Couple months back I was asked to look into deployment process of a software developed using zope, the open source web framework for python. Deployment of this product is a quite complex process. The complete installation of this product on 6 servers takes about 5 days. It has 34 components to deploy.
Product is deployed using puppet master and puppet agent setup.
The puppet master runs on CentOS 6.8. This server has 8 cores and 8G memory. Puppet agent nodes run Windows 2012 R2. Deployment process involves setting up puppet master, puppet agents, prepare configuration files, extracting artifacts. Then log on to each windows machine to run start deploy each component.
This process is fine if there are 5 to 6 servers. But it will not scale up and becomes laborious work as number of servers increase. Growing business needs more efficient, robust and scalable product deployment solution.
Another challenge is to reduce deployment time and make it easy to deploy.
I started analyzing each process to understand pain area. I quickly learnt that activities like setting up puppet master, puppet agents, prepare configuration files, extract artifacts are all manual processes. After puppet infrastructure setup, deployment engineer manually logs on to each server using tool like remote desktop to setup puppet agents.
First , I decided to automate the manual processes. But I was told not to introduce any new technology and tools unless absolutely necessary. Since it is a python shop, I have chosen python for scripting, Jenkins for deployment automation and nginx is used as local package server.
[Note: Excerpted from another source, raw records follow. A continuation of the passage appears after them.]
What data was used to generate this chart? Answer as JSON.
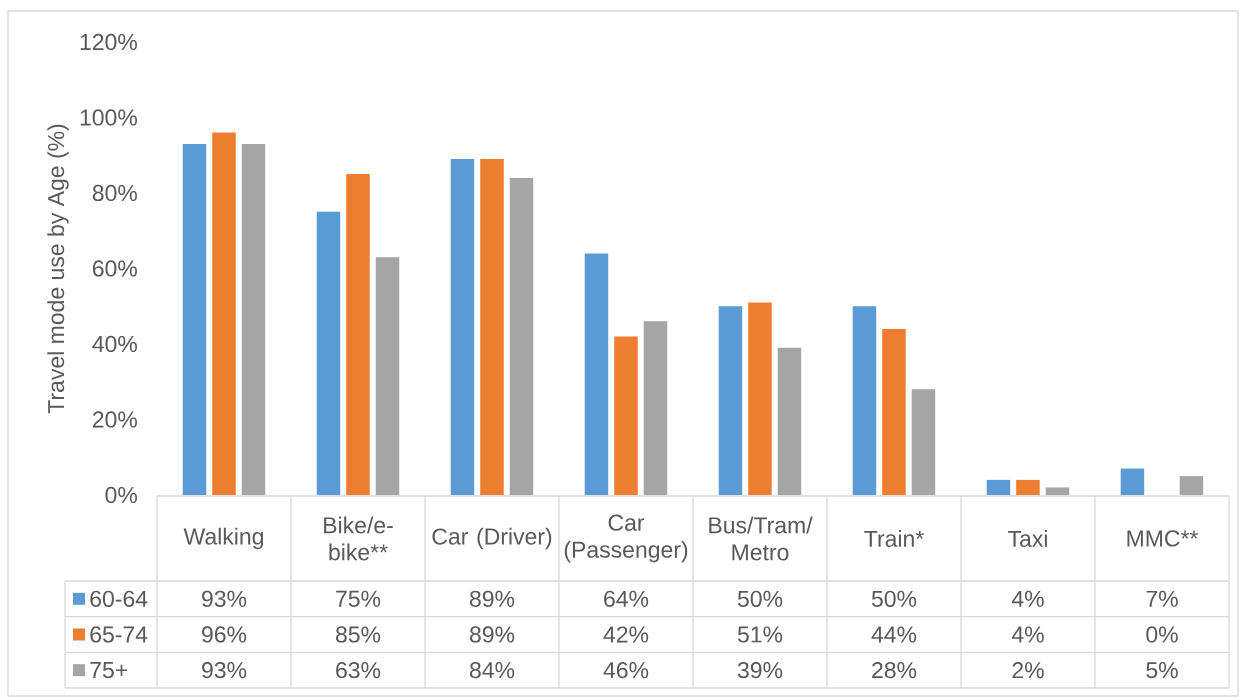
{
  "chart_data": {
    "type": "bar",
    "ylabel": "Travel mode use by Age (%)",
    "categories": [
      "Walking",
      "Bike/e-bike**",
      "Car (Driver)",
      "Car (Passenger)",
      "Bus/Tram/Metro",
      "Train*",
      "Taxi",
      "MMC**"
    ],
    "series": [
      {
        "name": "60-64",
        "color": "#5b9bd5",
        "values": [
          93,
          75,
          89,
          64,
          50,
          50,
          4,
          7
        ],
        "value_labels": [
          "93%",
          "75%",
          "89%",
          "64%",
          "50%",
          "50%",
          "4%",
          "7%"
        ]
      },
      {
        "name": "65-74",
        "color": "#ed7d31",
        "values": [
          96,
          85,
          89,
          42,
          51,
          44,
          4,
          0
        ],
        "value_labels": [
          "96%",
          "85%",
          "89%",
          "42%",
          "51%",
          "44%",
          "4%",
          "0%"
        ]
      },
      {
        "name": "75+",
        "color": "#a5a5a5",
        "values": [
          93,
          63,
          84,
          46,
          39,
          28,
          2,
          5
        ],
        "value_labels": [
          "93%",
          "63%",
          "84%",
          "46%",
          "39%",
          "28%",
          "2%",
          "5%"
        ]
      }
    ],
    "ylim": [
      0,
      120
    ],
    "yticks": [
      {
        "value": 0,
        "label": "0%"
      },
      {
        "value": 20,
        "label": "20%"
      },
      {
        "value": 40,
        "label": "40%"
      },
      {
        "value": 60,
        "label": "60%"
      },
      {
        "value": 80,
        "label": "80%"
      },
      {
        "value": 100,
        "label": "100%"
      },
      {
        "value": 120,
        "label": "120%"
      }
    ],
    "legend": "bottom"
  }
}
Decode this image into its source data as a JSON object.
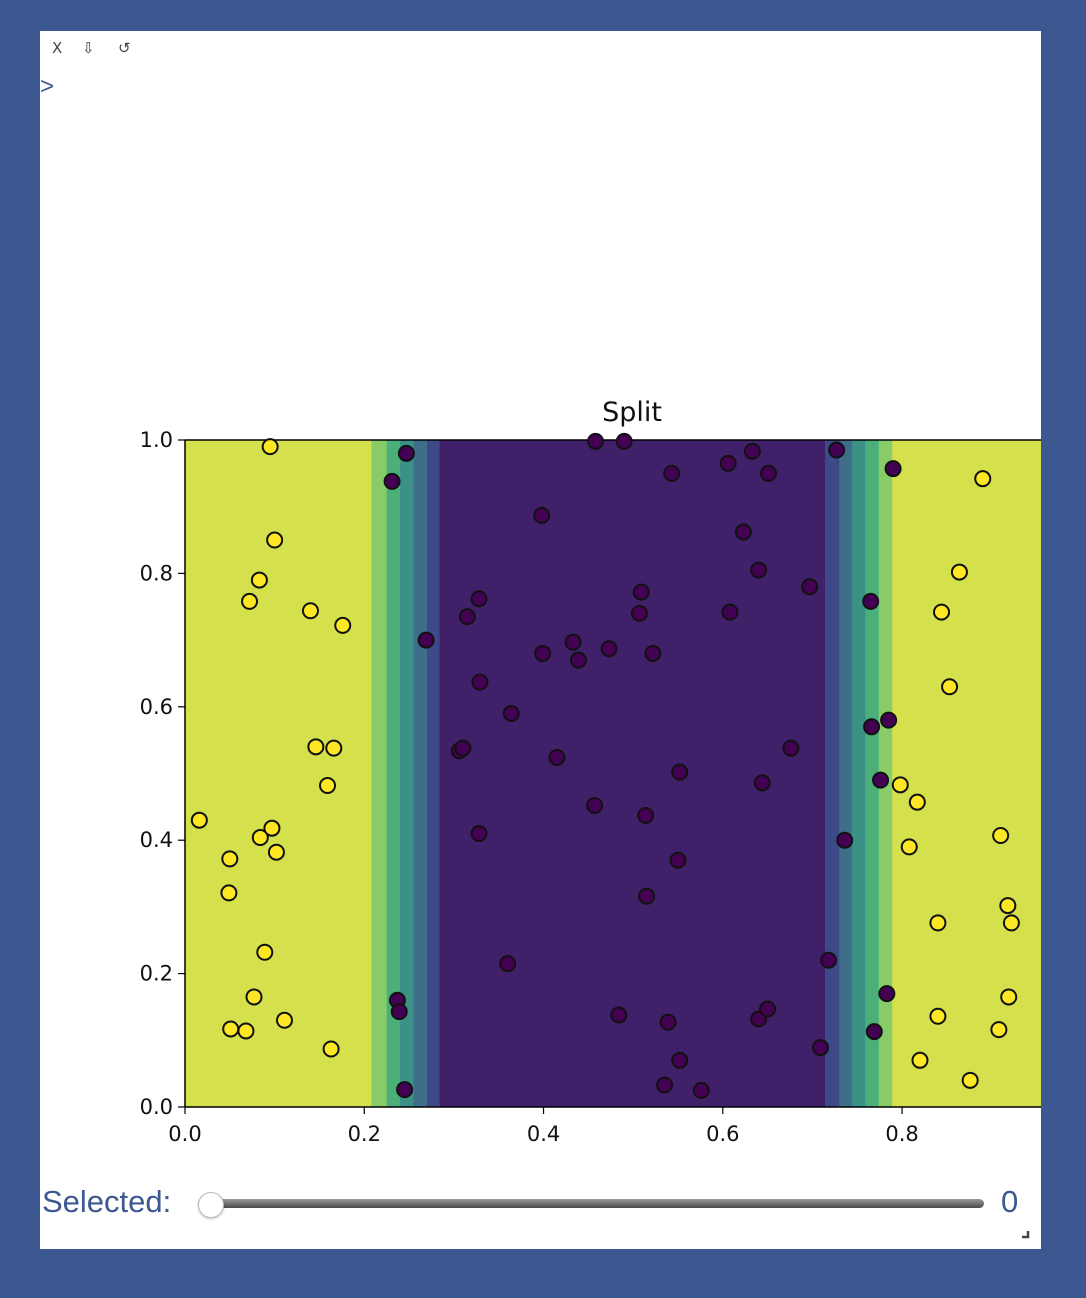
{
  "toolbar": {
    "close_label": "X",
    "download_label": "⇩",
    "reset_label": "↺"
  },
  "prompt_symbol": ">",
  "slider": {
    "label": "Selected:",
    "value": 0,
    "value_text": "0"
  },
  "colors": {
    "background": "#3d5890",
    "panel": "#ffffff",
    "accent_text": "#3d5890",
    "viridis_yellow": "#d4e04c",
    "viridis_purple": "#41206a",
    "point_yellow": "#fde725",
    "point_purple": "#440154"
  },
  "chart_data": {
    "type": "scatter",
    "title": "Split",
    "xlabel": "",
    "ylabel": "",
    "xlim": [
      0.0,
      0.955
    ],
    "ylim": [
      0.0,
      1.0
    ],
    "x_ticks": [
      "0.0",
      "0.2",
      "0.4",
      "0.6",
      "0.8"
    ],
    "y_ticks": [
      "0.0",
      "0.2",
      "0.4",
      "0.6",
      "0.8",
      "1.0"
    ],
    "grid": false,
    "background_bands": [
      {
        "x0": 0.0,
        "x1": 0.208,
        "color": "#d4e04c"
      },
      {
        "x0": 0.208,
        "x1": 0.225,
        "color": "#88cb69"
      },
      {
        "x0": 0.225,
        "x1": 0.24,
        "color": "#4caf7a"
      },
      {
        "x0": 0.24,
        "x1": 0.255,
        "color": "#3b9186"
      },
      {
        "x0": 0.255,
        "x1": 0.27,
        "color": "#3f6e8b"
      },
      {
        "x0": 0.27,
        "x1": 0.284,
        "color": "#3e4989"
      },
      {
        "x0": 0.284,
        "x1": 0.714,
        "color": "#41206a"
      },
      {
        "x0": 0.714,
        "x1": 0.73,
        "color": "#3e4989"
      },
      {
        "x0": 0.73,
        "x1": 0.744,
        "color": "#3f6e8b"
      },
      {
        "x0": 0.744,
        "x1": 0.759,
        "color": "#3b9186"
      },
      {
        "x0": 0.759,
        "x1": 0.774,
        "color": "#4caf7a"
      },
      {
        "x0": 0.774,
        "x1": 0.789,
        "color": "#88cb69"
      },
      {
        "x0": 0.789,
        "x1": 0.955,
        "color": "#d4e04c"
      }
    ],
    "series": [
      {
        "class": 1,
        "color": "#fde725",
        "x": [
          0.095,
          0.1,
          0.083,
          0.072,
          0.14,
          0.176,
          0.146,
          0.166,
          0.159,
          0.016,
          0.084,
          0.097,
          0.102,
          0.05,
          0.049,
          0.089,
          0.077,
          0.051,
          0.068,
          0.111,
          0.163,
          0.89,
          0.864,
          0.844,
          0.853,
          0.798,
          0.817,
          0.808,
          0.91,
          0.84,
          0.918,
          0.922,
          0.919,
          0.908,
          0.84,
          0.82,
          0.876
        ],
        "y": [
          0.99,
          0.85,
          0.79,
          0.758,
          0.744,
          0.722,
          0.54,
          0.538,
          0.482,
          0.43,
          0.404,
          0.418,
          0.382,
          0.372,
          0.321,
          0.232,
          0.165,
          0.117,
          0.114,
          0.13,
          0.087,
          0.942,
          0.802,
          0.742,
          0.63,
          0.483,
          0.457,
          0.39,
          0.407,
          0.276,
          0.302,
          0.276,
          0.165,
          0.116,
          0.136,
          0.07,
          0.04
        ]
      },
      {
        "class": 0,
        "color": "#440154",
        "x": [
          0.231,
          0.247,
          0.269,
          0.398,
          0.315,
          0.328,
          0.329,
          0.364,
          0.306,
          0.31,
          0.328,
          0.399,
          0.433,
          0.439,
          0.473,
          0.509,
          0.507,
          0.522,
          0.415,
          0.457,
          0.552,
          0.514,
          0.55,
          0.515,
          0.36,
          0.458,
          0.49,
          0.543,
          0.606,
          0.633,
          0.651,
          0.623,
          0.64,
          0.608,
          0.697,
          0.676,
          0.644,
          0.727,
          0.79,
          0.765,
          0.785,
          0.766,
          0.776,
          0.736,
          0.718,
          0.237,
          0.239,
          0.245,
          0.484,
          0.539,
          0.552,
          0.535,
          0.576,
          0.64,
          0.65,
          0.709,
          0.783,
          0.769
        ],
        "y": [
          0.938,
          0.98,
          0.7,
          0.887,
          0.735,
          0.762,
          0.637,
          0.59,
          0.534,
          0.538,
          0.41,
          0.68,
          0.697,
          0.67,
          0.687,
          0.772,
          0.74,
          0.68,
          0.524,
          0.452,
          0.502,
          0.437,
          0.37,
          0.316,
          0.215,
          0.998,
          0.998,
          0.95,
          0.965,
          0.983,
          0.95,
          0.862,
          0.805,
          0.742,
          0.78,
          0.538,
          0.486,
          0.985,
          0.957,
          0.758,
          0.58,
          0.57,
          0.49,
          0.4,
          0.22,
          0.16,
          0.143,
          0.026,
          0.138,
          0.127,
          0.07,
          0.033,
          0.025,
          0.132,
          0.147,
          0.089,
          0.17,
          0.113
        ]
      }
    ]
  }
}
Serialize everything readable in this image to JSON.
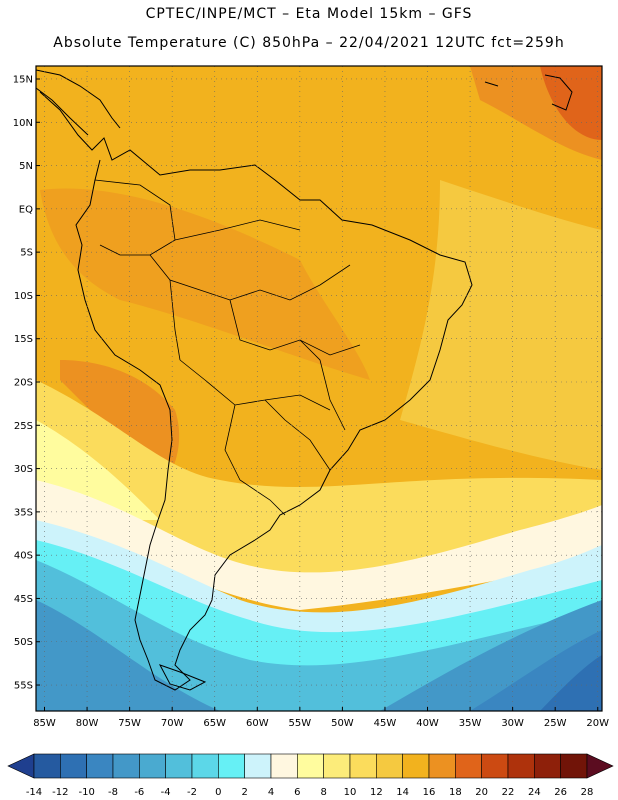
{
  "header": {
    "line1": "CPTEC/INPE/MCT –  Eta Model 15km – GFS",
    "line2": "Absolute Temperature (C) 850hPa – 22/04/2021 12UTC fct=259h"
  },
  "axes": {
    "lat_labels": [
      "15N",
      "10N",
      "5N",
      "EQ",
      "5S",
      "10S",
      "15S",
      "20S",
      "25S",
      "30S",
      "35S",
      "40S",
      "45S",
      "50S",
      "55S"
    ],
    "lat_values": [
      15,
      10,
      5,
      0,
      -5,
      -10,
      -15,
      -20,
      -25,
      -30,
      -35,
      -40,
      -45,
      -50,
      -55
    ],
    "lon_labels": [
      "85W",
      "80W",
      "75W",
      "70W",
      "65W",
      "60W",
      "55W",
      "50W",
      "45W",
      "40W",
      "35W",
      "30W",
      "25W",
      "20W"
    ],
    "lon_values": [
      -85,
      -80,
      -75,
      -70,
      -65,
      -60,
      -55,
      -50,
      -45,
      -40,
      -35,
      -30,
      -25,
      -20
    ],
    "lat_range": [
      -58,
      16.5
    ],
    "lon_range": [
      -86,
      -19.5
    ],
    "grid": "dotted"
  },
  "colorbar": {
    "ticks": [
      "-14",
      "-12",
      "-10",
      "-8",
      "-6",
      "-4",
      "-2",
      "0",
      "2",
      "4",
      "6",
      "8",
      "10",
      "12",
      "14",
      "16",
      "18",
      "20",
      "22",
      "24",
      "26",
      "28"
    ],
    "colors": [
      "#1f3f8f",
      "#255aa0",
      "#2e70b3",
      "#3a86c1",
      "#4398c8",
      "#4aaad0",
      "#52bfdb",
      "#5cd7e8",
      "#66f0f5",
      "#cdf3fb",
      "#fff7e0",
      "#fffc9e",
      "#fcec7a",
      "#fbdc5c",
      "#f5c940",
      "#f2b21e",
      "#ec9121",
      "#e0641a",
      "#cc4a12",
      "#ae320c",
      "#8e200a",
      "#711408",
      "#5b0c20"
    ]
  },
  "temperature_zones": [
    {
      "name": "north-orange",
      "color": "#f2b21e"
    },
    {
      "name": "atlantic-amber",
      "color": "#f5c940"
    },
    {
      "name": "southern-cream",
      "color": "#fff7e0"
    },
    {
      "name": "southern-cyan",
      "color": "#66f0f5"
    },
    {
      "name": "deep-south-blue",
      "color": "#3a86c1"
    }
  ]
}
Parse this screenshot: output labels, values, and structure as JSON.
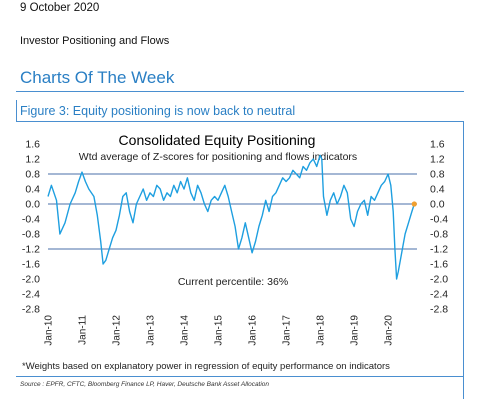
{
  "header": {
    "date": "9 October 2020",
    "section": "Investor Positioning and Flows",
    "page_heading": "Charts Of The Week"
  },
  "figure": {
    "label": "Figure 3: Equity positioning is now back to neutral",
    "footnote": "*Weights based on explanatory power in regression of equity performance on indicators",
    "source": "Source : EPFR, CFTC, Bloomberg Finance LP, Haver, Deutsche Bank Asset Allocation"
  },
  "colors": {
    "accent": "#2a7fc4",
    "series": "#1e9fe0",
    "reference_lines": "#4a6fa8",
    "marker": "#f0a030"
  },
  "chart_data": {
    "type": "line",
    "title": "Consolidated Equity Positioning",
    "subtitle": "Wtd average of Z-scores for positioning and flows indicators",
    "annotation": "Current percentile: 36%",
    "xlabel": "",
    "ylabel": "",
    "ylim": [
      -2.8,
      1.6
    ],
    "yticks": [
      "1.6",
      "1.2",
      "0.8",
      "0.4",
      "0.0",
      "-0.4",
      "-0.8",
      "-1.2",
      "-1.6",
      "-2.0",
      "-2.4",
      "-2.8"
    ],
    "xlim": [
      2010.0,
      2020.85
    ],
    "xticks": [
      "Jan-10",
      "Jan-11",
      "Jan-12",
      "Jan-13",
      "Jan-14",
      "Jan-15",
      "Jan-16",
      "Jan-17",
      "Jan-18",
      "Jan-19",
      "Jan-20"
    ],
    "reference_lines": [
      0.8,
      0.0,
      -1.2
    ],
    "legend": "none",
    "grid": false,
    "series": [
      {
        "x": [
          2010.0,
          2010.1,
          2010.25,
          2010.35,
          2010.5,
          2010.65,
          2010.8,
          2010.9,
          2011.0,
          2011.1,
          2011.2,
          2011.35,
          2011.45,
          2011.55,
          2011.62,
          2011.7,
          2011.8,
          2011.9,
          2012.0,
          2012.1,
          2012.2,
          2012.3,
          2012.4,
          2012.5,
          2012.6,
          2012.7,
          2012.8,
          2012.9,
          2013.0,
          2013.1,
          2013.2,
          2013.3,
          2013.4,
          2013.5,
          2013.6,
          2013.7,
          2013.8,
          2013.9,
          2014.0,
          2014.1,
          2014.2,
          2014.3,
          2014.4,
          2014.5,
          2014.6,
          2014.7,
          2014.8,
          2014.9,
          2015.0,
          2015.1,
          2015.2,
          2015.3,
          2015.4,
          2015.5,
          2015.6,
          2015.7,
          2015.8,
          2015.9,
          2016.0,
          2016.1,
          2016.2,
          2016.3,
          2016.4,
          2016.5,
          2016.6,
          2016.7,
          2016.8,
          2016.9,
          2017.0,
          2017.1,
          2017.2,
          2017.3,
          2017.4,
          2017.5,
          2017.6,
          2017.7,
          2017.8,
          2017.9,
          2018.0,
          2018.05,
          2018.1,
          2018.2,
          2018.3,
          2018.4,
          2018.5,
          2018.6,
          2018.7,
          2018.8,
          2018.9,
          2019.0,
          2019.1,
          2019.2,
          2019.3,
          2019.4,
          2019.5,
          2019.6,
          2019.7,
          2019.8,
          2019.9,
          2020.0,
          2020.08,
          2020.15,
          2020.2,
          2020.25,
          2020.3,
          2020.4,
          2020.5,
          2020.6,
          2020.7,
          2020.77
        ],
        "y": [
          0.2,
          0.5,
          0.1,
          -0.8,
          -0.5,
          0.0,
          0.3,
          0.6,
          0.85,
          0.6,
          0.4,
          0.2,
          -0.3,
          -1.0,
          -1.6,
          -1.5,
          -1.2,
          -0.9,
          -0.7,
          -0.3,
          0.2,
          0.3,
          -0.2,
          -0.5,
          0.0,
          0.2,
          0.4,
          0.1,
          0.3,
          0.2,
          0.5,
          0.4,
          0.1,
          0.3,
          0.2,
          0.5,
          0.3,
          0.6,
          0.4,
          0.7,
          0.3,
          0.1,
          0.5,
          0.3,
          0.0,
          -0.2,
          0.1,
          0.2,
          0.1,
          0.3,
          0.5,
          0.2,
          -0.2,
          -0.6,
          -1.2,
          -0.9,
          -0.5,
          -0.9,
          -1.3,
          -1.0,
          -0.6,
          -0.3,
          0.1,
          -0.2,
          0.2,
          0.3,
          0.5,
          0.7,
          0.6,
          0.7,
          0.9,
          0.8,
          0.7,
          1.0,
          0.9,
          1.1,
          1.2,
          1.0,
          1.3,
          1.2,
          0.2,
          -0.3,
          0.1,
          0.3,
          0.0,
          0.2,
          0.5,
          0.3,
          -0.4,
          -0.6,
          -0.2,
          0.0,
          0.1,
          -0.3,
          0.2,
          0.1,
          0.3,
          0.5,
          0.6,
          0.8,
          0.5,
          -0.2,
          -1.2,
          -2.0,
          -1.8,
          -1.3,
          -0.8,
          -0.5,
          -0.2,
          0.0
        ]
      }
    ],
    "current_marker": {
      "x": 2020.77,
      "y": 0.0
    }
  }
}
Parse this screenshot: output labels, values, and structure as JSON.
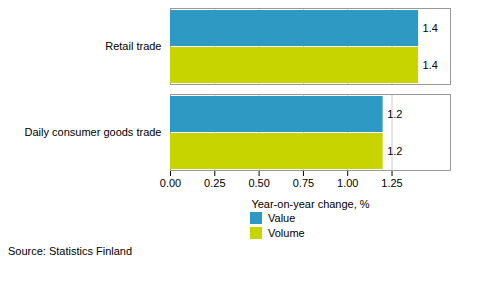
{
  "chart_data": {
    "type": "bar",
    "orientation": "horizontal",
    "categories": [
      "Daily consumer goods trade",
      "Retail trade"
    ],
    "series": [
      {
        "name": "Value",
        "color": "#2E9AC4",
        "values": [
          1.2,
          1.4
        ]
      },
      {
        "name": "Volume",
        "color": "#C8D400",
        "values": [
          1.2,
          1.4
        ]
      }
    ],
    "xlabel": "Year-on-year change, %",
    "xlim": [
      0,
      1.58
    ],
    "xticks": [
      {
        "value": 0,
        "label": "0.00"
      },
      {
        "value": 0.25,
        "label": "0.25"
      },
      {
        "value": 0.5,
        "label": "0.50"
      },
      {
        "value": 0.75,
        "label": "0.75"
      },
      {
        "value": 1,
        "label": "1.00"
      },
      {
        "value": 1.25,
        "label": "1.25"
      }
    ],
    "grid": true,
    "data_labels": true,
    "legend": "bottom",
    "caption": "Source: Statistics Finland"
  }
}
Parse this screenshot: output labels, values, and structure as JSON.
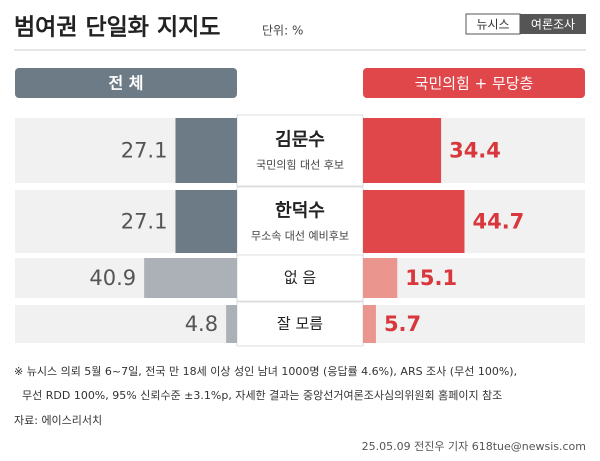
{
  "chart_data": {
    "type": "butterfly-bar",
    "title": "범여권 단일화 지지도",
    "unit": "단위: %",
    "brand": [
      "뉴시스",
      "여론조사"
    ],
    "categories": [
      "김문수",
      "한덕수",
      "없 음",
      "잘 모름"
    ],
    "sublabels": [
      "국민의힘 대선 후보",
      "무소속 대선 예비후보",
      null,
      null
    ],
    "series": [
      {
        "name": "전 체",
        "color": "#6d7b86",
        "colors": [
          "#6d7b86",
          "#6d7b86",
          "#abb1b6",
          "#abb1b6"
        ],
        "label_color": "#555555",
        "values": [
          27.1,
          27.1,
          40.9,
          4.8
        ]
      },
      {
        "name": "국민의힘 + 무당층",
        "color": "#e0474a",
        "colors": [
          "#e0474a",
          "#e0474a",
          "#eb958f",
          "#eb958f"
        ],
        "label_color": "#d8383c",
        "values": [
          34.4,
          44.7,
          15.1,
          5.7
        ]
      }
    ],
    "notes": [
      "※ 뉴시스 의뢰 5월 6~7일, 전국 만 18세 이상 성인 남녀 1000명 (응답률 4.6%), ARS 조사 (무선 100%),",
      "무선 RDD 100%, 95% 신뢰수준 ±3.1%p, 자세한 결과는 중앙선거여론조사심의위원회 홈페이지 참조"
    ],
    "source": "자료: 에이스리서치",
    "credit": "25.05.09 전진우 기자 618tue@newsis.com"
  }
}
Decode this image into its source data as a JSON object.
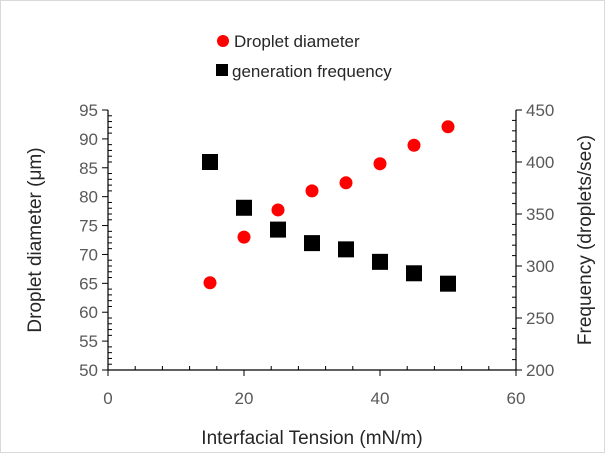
{
  "chart_data": {
    "type": "scatter",
    "title": "",
    "xlabel": "Interfacial Tension (mN/m)",
    "ylabel": "Droplet diameter (μm)",
    "y2label": "Frequency (droplets/sec)",
    "xlim": [
      0,
      60
    ],
    "ylim": [
      50,
      95
    ],
    "y2lim": [
      200,
      450
    ],
    "x_ticks": [
      "0",
      "20",
      "40",
      "60"
    ],
    "y_ticks": [
      "50",
      "55",
      "60",
      "65",
      "70",
      "75",
      "80",
      "85",
      "90",
      "95"
    ],
    "y2_ticks": [
      "200",
      "250",
      "300",
      "350",
      "400",
      "450"
    ],
    "grid": false,
    "legend_position": "top-center",
    "series": [
      {
        "name": "Droplet diameter",
        "axis": "left",
        "marker": "circle",
        "color": "#ff0000",
        "x": [
          15,
          20,
          25,
          30,
          35,
          40,
          45,
          50
        ],
        "y": [
          65.1,
          73.0,
          77.7,
          81.0,
          82.4,
          85.7,
          88.9,
          92.1
        ]
      },
      {
        "name": "generation frequency",
        "axis": "right",
        "marker": "square",
        "color": "#000000",
        "x": [
          15,
          20,
          25,
          30,
          35,
          40,
          45,
          50
        ],
        "y": [
          400,
          356,
          335,
          322,
          316,
          304,
          293,
          283
        ]
      }
    ]
  }
}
I chose Jenkins to run slaves on each puppet agent node. Also I automated installation and setup puppet master and nginx. Jenkins job will pull the nginx, puppet master software and install them.
But setting up puppet agent and remote execution, I have to install jenkins on each windows server. Admin has to log on to each windows server at least once to setup jenkins slaves. To avoid this I chose to use winrm. Configuration is simple and done remotely. Pywinrm helped remote login to windows. This allowed me to download puppet agent software to each windows server, install them and handshake with puppet master remotely. Puppet agent setup and configuration also programmed to run in parallel. Python multiprocessing module was used to achieve this. This save good amount of time and effort. This whole activity was talking about 6 to 8 hours for an expert deployment engineer. Setting up of puppet agent on 6 servers has been reduced now to 3 mins.
For puppet master, yaml is used for configuration. Editing yaml was another area of concern. Only experienced deployment engineer used to edit those huge configuration files. I decided to generate these configuration file using spreadsheet, so that editing is simple and syntax can be verified as they are generated.
Now a job need to simplify yaml and puppet config generation. I captured information like servers and component mapping in a spreadsheet to generate yaml and puppet config needed for puppet. Thus editing spreadsheet is made easy and this spreadsheet is read using xlrd module. This job will now generate yaml and puppet config file in about few minutes.
Now I had to extract artifacts. In the manual process, artifact was extracted just before starting deployment. With concurrent process, this process is reduced to 10 minutes to extract all 34 components.
I grouped independent components and dependent and sub dependent components. I installed all independent components in parallel and then dependent components and worked on this order of installation and generated groups.
At this time everything is setup to start installing product components using pywinrm.
Jenkins job started, all processes spawned, logged onto windows as expected. Almost in first two minutes seen component started getting deployed. For my great surprise, all components deployed and application has come up in about 5 hours.
I did many testing, everything is working as expected and installation time is reduced by about 90%. This whole process is greatly simplified. Now anyone can edit spreadsheet to change configurations and install product.
With this I will have to look for optimization now. I will have to optimize database setup, zope setup.